Thursday, 16 March 2017

On the Budget and Osborne`s shameless greed

Putting up the National Insurance contributions for the self-employed, of whom, as Zoe Williams informs us, 91% "are earning £20,000 or less" (Plausible, sober, and yet divorced from reality,09/03/17) is hardly the action of a chancellor who "has been brave", as your editorial on the Spring Budget suggests (The chancellor provides political theatre - but is it all an act? 09/03/17). Going after the companies "who use self-employment as a way of dodging national insurance", not to mention their responsibilities regarding sickness and holiday pay, should have been Hammond`s first, rather than "next step". It seems, however, that would be too much to expect from an increasingly duplicitous Tory government, which refuses to deal with the financial crises in the National Health and care systems, even when blessed with unexpected tax windfalls amounting to billions.
    It is blatantly obvious, to the Guardian`s readers if not all of its writers, that May and her team have no intention of governing in the way announced on the steps of 10 Downing Street last July, and that many of the "just about managing" will have to continue to do just that, albeit reliant on scant government subsidies. An Opposition leader who "lambasted the chancellor", and whose post-Budget speech criticised the Tories for their "utter complacency", should be praised for his stance against inequality, rather than the recipient of snide remarks (Corbyn attacks complacency as services suffer, 09/03/17).  
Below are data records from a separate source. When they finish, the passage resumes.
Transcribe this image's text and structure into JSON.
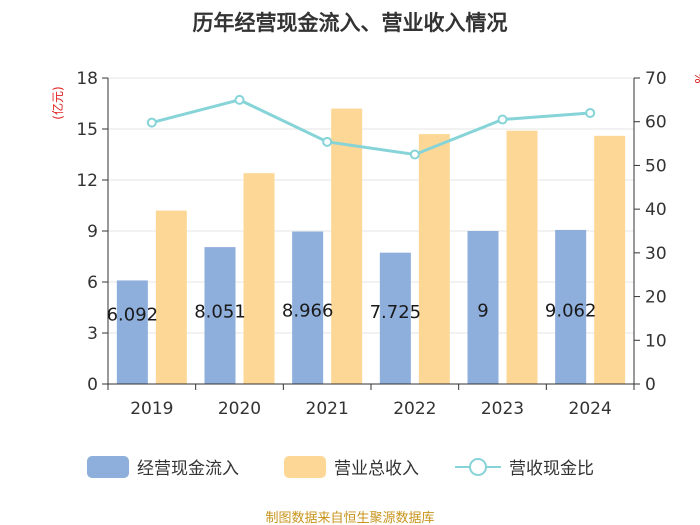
{
  "chart_data": {
    "type": "bar",
    "title": "历年经营现金流入、营业收入情况",
    "categories": [
      "2019",
      "2020",
      "2021",
      "2022",
      "2023",
      "2024"
    ],
    "left_axis": {
      "unit": "(亿元)",
      "ticks": [
        0,
        3,
        6,
        9,
        12,
        15,
        18
      ],
      "ylim": [
        0,
        18
      ]
    },
    "right_axis": {
      "unit": "%",
      "ticks": [
        0,
        10,
        20,
        30,
        40,
        50,
        60,
        70
      ],
      "ylim": [
        0,
        70
      ]
    },
    "series": [
      {
        "name": "经营现金流入",
        "type": "bar",
        "axis": "left",
        "values": [
          6.092,
          8.051,
          8.966,
          7.725,
          9,
          9.062
        ],
        "labels": [
          "6.092",
          "8.051",
          "8.966",
          "7.725",
          "9",
          "9.062"
        ],
        "color": "#8eaedc"
      },
      {
        "name": "营业总收入",
        "type": "bar",
        "axis": "left",
        "values": [
          10.2,
          12.4,
          16.2,
          14.7,
          14.9,
          14.6
        ],
        "color": "#fdd795"
      },
      {
        "name": "营收现金比",
        "type": "line",
        "axis": "right",
        "values": [
          59.8,
          65.0,
          55.4,
          52.5,
          60.5,
          62.0
        ],
        "color": "#86d4d8"
      }
    ],
    "legend_position": "bottom",
    "grid": true
  },
  "source": "制图数据来自恒生聚源数据库"
}
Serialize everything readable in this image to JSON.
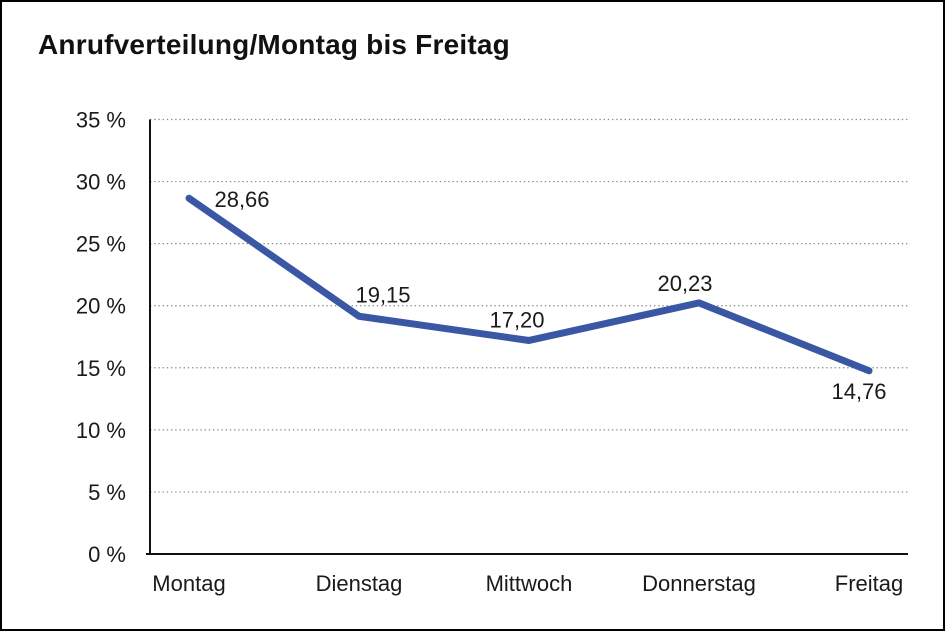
{
  "page": {
    "background_color": "#ffffff",
    "frame_border_color": "#000000"
  },
  "chart_data": {
    "type": "line",
    "title": "Anrufverteilung/Montag bis Freitag",
    "categories": [
      "Montag",
      "Dienstag",
      "Mittwoch",
      "Donnerstag",
      "Freitag"
    ],
    "values": [
      28.66,
      19.15,
      17.2,
      20.23,
      14.76
    ],
    "data_labels": [
      "28,66",
      "19,15",
      "17,20",
      "20,23",
      "14,76"
    ],
    "xlabel": "",
    "ylabel": "",
    "ylim": [
      0,
      35
    ],
    "y_tick_step": 5,
    "y_tick_labels": [
      "0 %",
      "5 %",
      "10 %",
      "15 %",
      "20 %",
      "25 %",
      "30 %",
      "35 %"
    ],
    "grid": "horizontal-dotted",
    "legend": "none",
    "line_color": "#3A57A4",
    "grid_color": "#8a8a8a",
    "axis_color": "#111111",
    "text_color": "#1a1a1a"
  }
}
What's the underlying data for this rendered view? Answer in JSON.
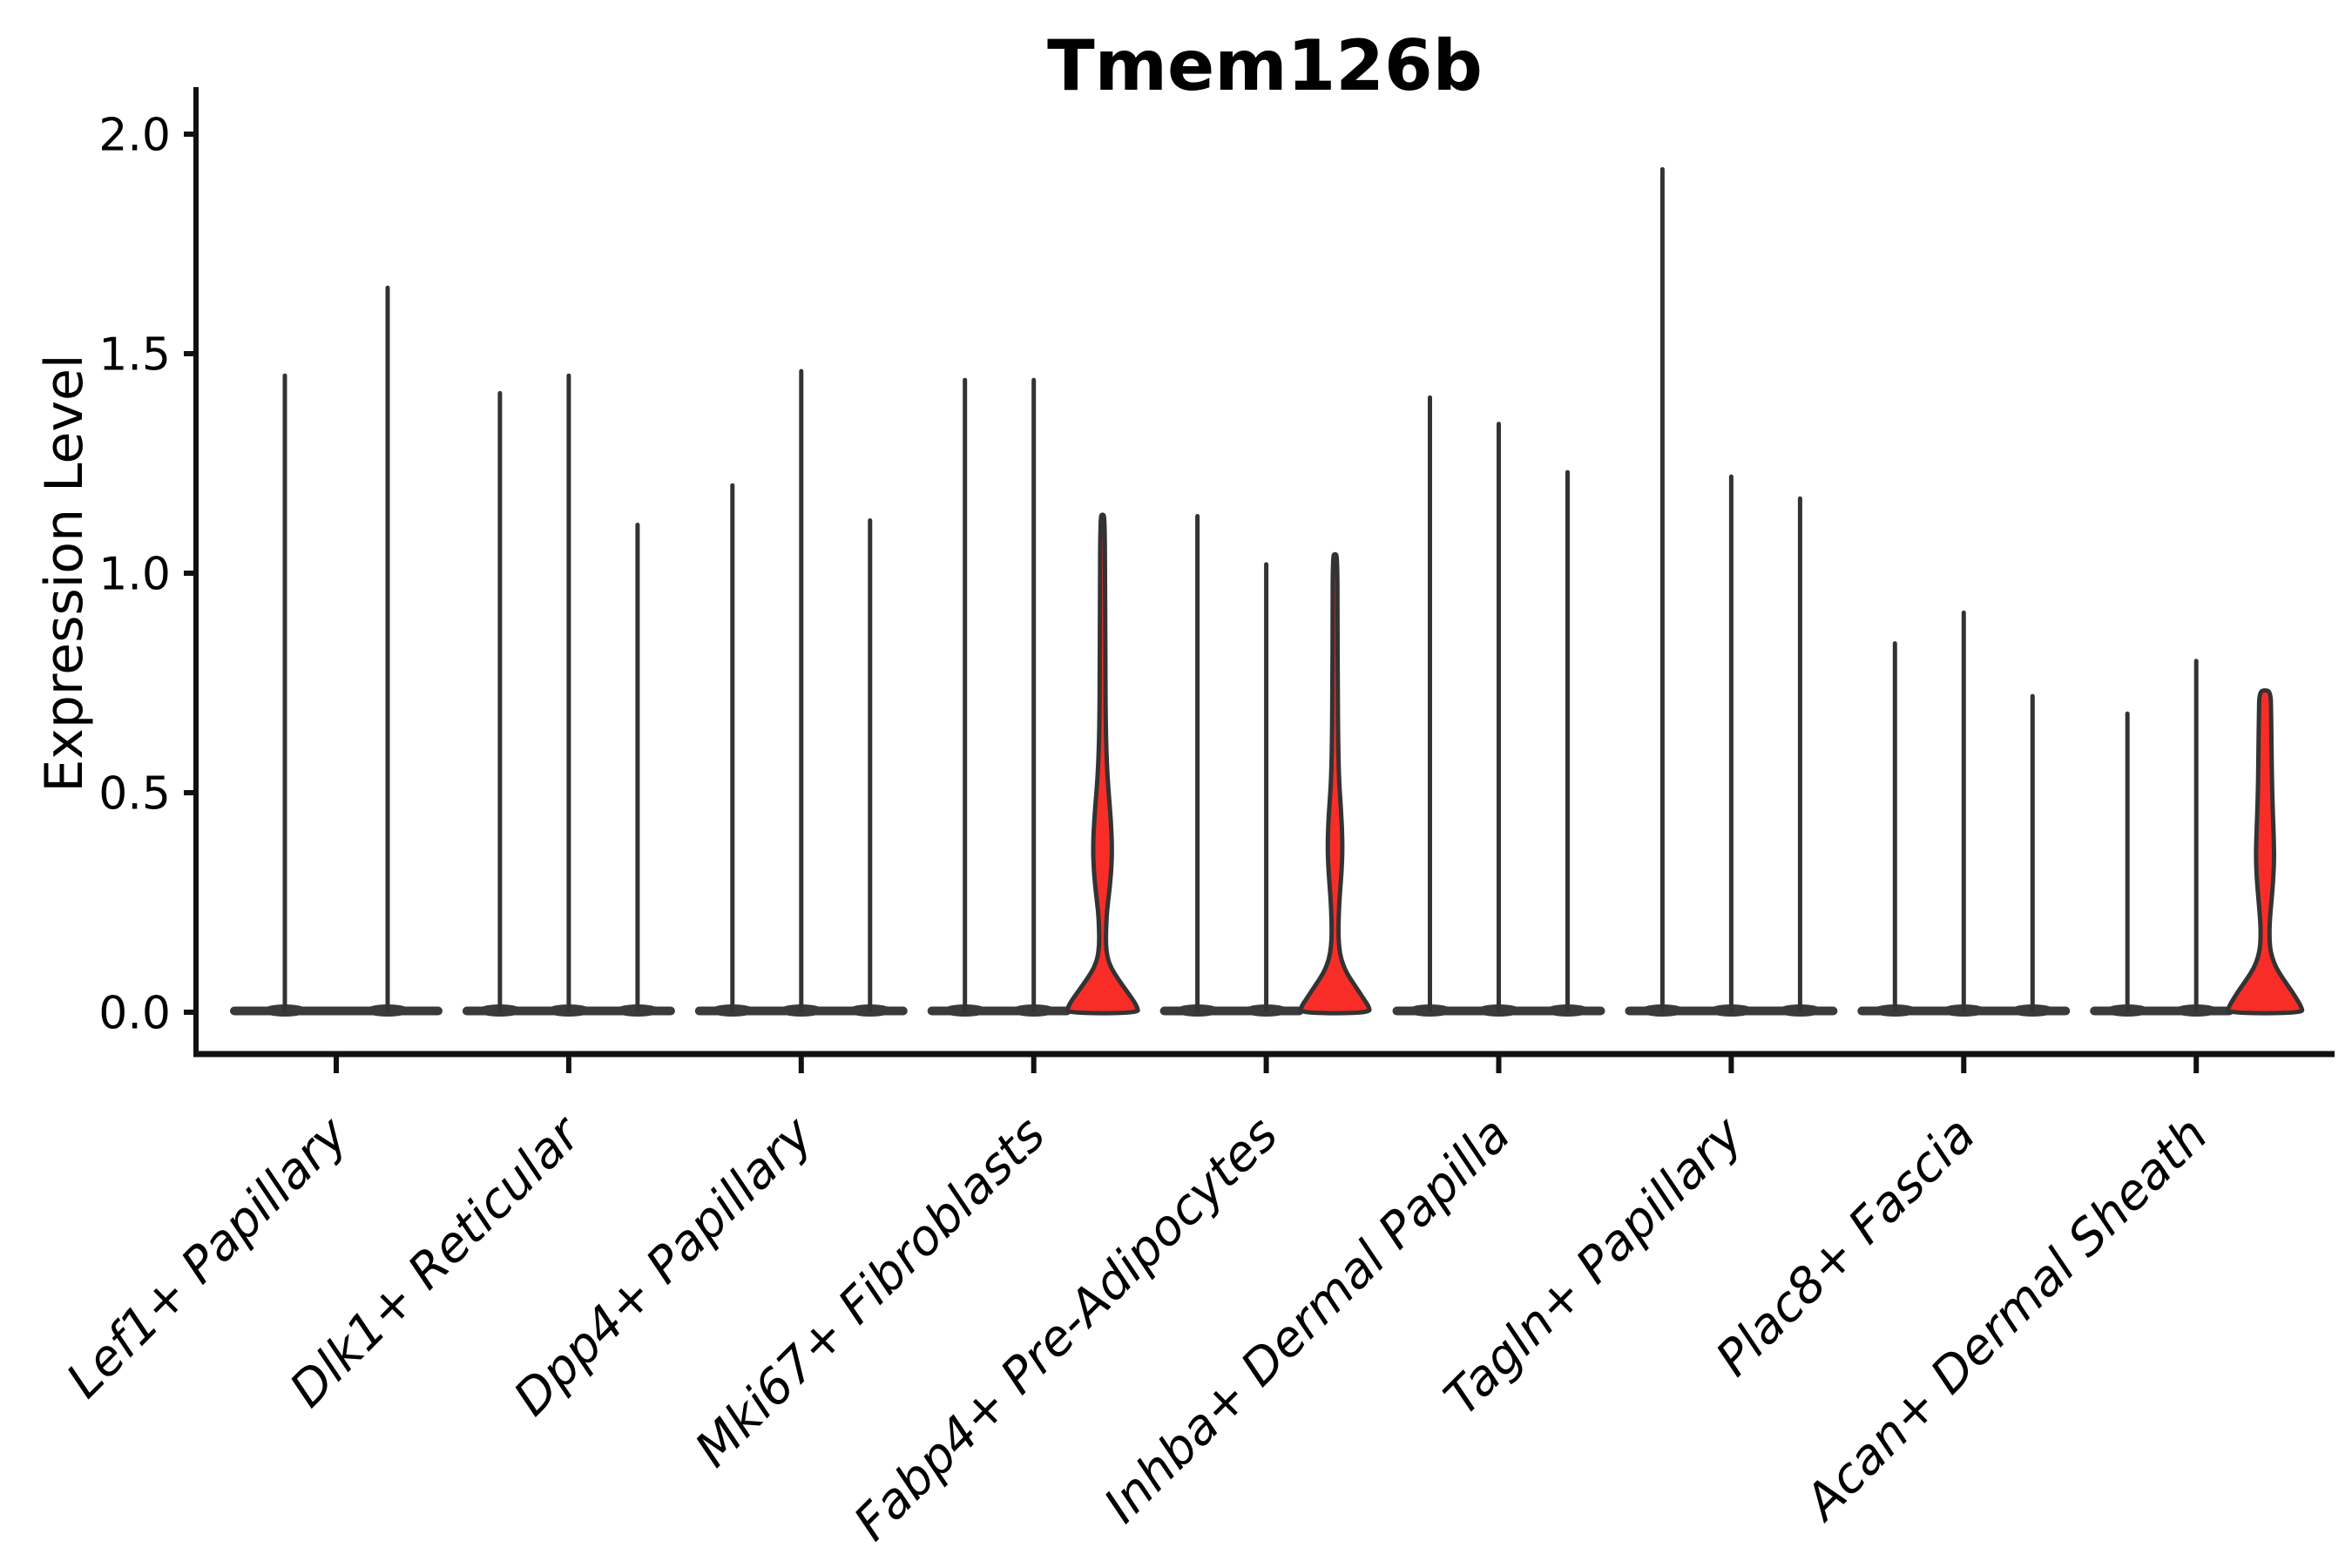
{
  "title": "Tmem126b",
  "colors": {
    "violin_fill_red": "#F92D27",
    "violin_line": "#333333",
    "base_bar": "#3A3A3A",
    "axis": "#111111",
    "text": "#000000"
  },
  "chart_data": {
    "type": "violin",
    "title": "Tmem126b",
    "xlabel": "",
    "ylabel": "Expression Level",
    "ylim": [
      -0.06,
      2.05
    ],
    "yticks": [
      0.0,
      0.5,
      1.0,
      1.5,
      2.0
    ],
    "ytick_labels": [
      "0.0",
      "0.5",
      "1.0",
      "1.5",
      "2.0"
    ],
    "grid": false,
    "legend": "none",
    "categories": [
      "Lef1+ Papillary",
      "Dlk1+ Reticular",
      "Dpp4+ Papillary",
      "Mki67+ Fibroblasts",
      "Fabp4+ Pre-Adipocytes",
      "Inhba+ Dermal Papilla",
      "Tagln+ Papillary",
      "Plac8+ Fascia",
      "Acan+ Dermal Sheath"
    ],
    "groups": [
      {
        "category": "Lef1+ Papillary",
        "violins": [
          {
            "max": 1.45,
            "filled": false
          },
          {
            "max": 1.65,
            "filled": false
          }
        ]
      },
      {
        "category": "Dlk1+ Reticular",
        "violins": [
          {
            "max": 1.41,
            "filled": false
          },
          {
            "max": 1.45,
            "filled": false
          },
          {
            "max": 1.11,
            "filled": false
          }
        ]
      },
      {
        "category": "Dpp4+ Papillary",
        "violins": [
          {
            "max": 1.2,
            "filled": false
          },
          {
            "max": 1.46,
            "filled": false
          },
          {
            "max": 1.12,
            "filled": false
          }
        ]
      },
      {
        "category": "Mki67+ Fibroblasts",
        "violins": [
          {
            "max": 1.44,
            "filled": false
          },
          {
            "max": 1.44,
            "filled": false
          },
          {
            "max": 1.13,
            "filled": true,
            "profile": [
              [
                1.13,
                2.5
              ],
              [
                0.95,
                3
              ],
              [
                0.8,
                3.2
              ],
              [
                0.65,
                3.6
              ],
              [
                0.56,
                5
              ],
              [
                0.5,
                7
              ],
              [
                0.44,
                9.5
              ],
              [
                0.375,
                11
              ],
              [
                0.32,
                10
              ],
              [
                0.27,
                7.5
              ],
              [
                0.23,
                5
              ],
              [
                0.19,
                4
              ],
              [
                0.155,
                3.8
              ],
              [
                0.125,
                5.5
              ],
              [
                0.1,
                10
              ],
              [
                0.075,
                18
              ],
              [
                0.05,
                27
              ],
              [
                0.025,
                36
              ],
              [
                0.01,
                40
              ],
              [
                0.0,
                41
              ]
            ]
          }
        ]
      },
      {
        "category": "Fabp4+ Pre-Adipocytes",
        "violins": [
          {
            "max": 1.13,
            "filled": false
          },
          {
            "max": 1.02,
            "filled": false
          },
          {
            "max": 1.04,
            "filled": true,
            "profile": [
              [
                1.04,
                2.5
              ],
              [
                0.9,
                2.8
              ],
              [
                0.75,
                3.1
              ],
              [
                0.62,
                3.5
              ],
              [
                0.53,
                4.5
              ],
              [
                0.47,
                6.5
              ],
              [
                0.42,
                8
              ],
              [
                0.37,
                8.5
              ],
              [
                0.32,
                7.5
              ],
              [
                0.27,
                5.5
              ],
              [
                0.22,
                4.2
              ],
              [
                0.18,
                3.8
              ],
              [
                0.15,
                4.5
              ],
              [
                0.12,
                7
              ],
              [
                0.09,
                13
              ],
              [
                0.06,
                23
              ],
              [
                0.03,
                33
              ],
              [
                0.012,
                39
              ],
              [
                0.0,
                40
              ]
            ]
          }
        ]
      },
      {
        "category": "Inhba+ Dermal Papilla",
        "violins": [
          {
            "max": 1.4,
            "filled": false
          },
          {
            "max": 1.34,
            "filled": false
          },
          {
            "max": 1.23,
            "filled": false
          }
        ]
      },
      {
        "category": "Tagln+ Papillary",
        "violins": [
          {
            "max": 1.92,
            "filled": false
          },
          {
            "max": 1.22,
            "filled": false
          },
          {
            "max": 1.17,
            "filled": false
          }
        ]
      },
      {
        "category": "Plac8+ Fascia",
        "violins": [
          {
            "max": 0.84,
            "filled": false
          },
          {
            "max": 0.91,
            "filled": false
          },
          {
            "max": 0.72,
            "filled": false
          }
        ]
      },
      {
        "category": "Acan+ Dermal Sheath",
        "violins": [
          {
            "max": 0.68,
            "filled": false
          },
          {
            "max": 0.8,
            "filled": false
          },
          {
            "max": 0.73,
            "filled": true,
            "profile": [
              [
                0.73,
                6.5
              ],
              [
                0.68,
                7
              ],
              [
                0.6,
                7.5
              ],
              [
                0.52,
                8
              ],
              [
                0.45,
                9
              ],
              [
                0.4,
                10
              ],
              [
                0.345,
                10.5
              ],
              [
                0.29,
                9
              ],
              [
                0.245,
                7
              ],
              [
                0.21,
                5.5
              ],
              [
                0.18,
                5
              ],
              [
                0.15,
                5.5
              ],
              [
                0.125,
                8
              ],
              [
                0.1,
                13
              ],
              [
                0.075,
                21
              ],
              [
                0.05,
                30
              ],
              [
                0.025,
                38
              ],
              [
                0.01,
                42
              ],
              [
                0.0,
                43
              ]
            ]
          }
        ]
      }
    ]
  }
}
      Rather than looking "at the benches opposite", perhaps Hammond is more aware of the lack of "pressure to defend himself for extending austerity", refusing to tax the rich proportionally, and for his "appalling priorities", in the nation`s leading centre-left newspaper (Hammond was swaggering in the ring alone, 09/03/17)!

Your editorial is absolutely correct to say that there are "habits, courtesies and unwritten codes of decency and honour" which should govern politicians` behaviour, but wrong to suggest that there is "something distasteful" about George Osborne "cashing in" on his time as chancellor, whilst remaining an MP (Printed pledges and unwritten protocols both matter in politics,10/03/17). It is utterly disgraceful, totally reprehensible, and completely unacceptable! He clearly feels no guilt about the horrendous suffering his unnecessary austerity policies have caused, otherwise he would have resigned.
 What a shame the British press don`t see the need for a hatchet-job on the former chancellor, yet continue to lambast Corbyn, a decent politician fighting against the inequality which Osborne both espouses and epitomises!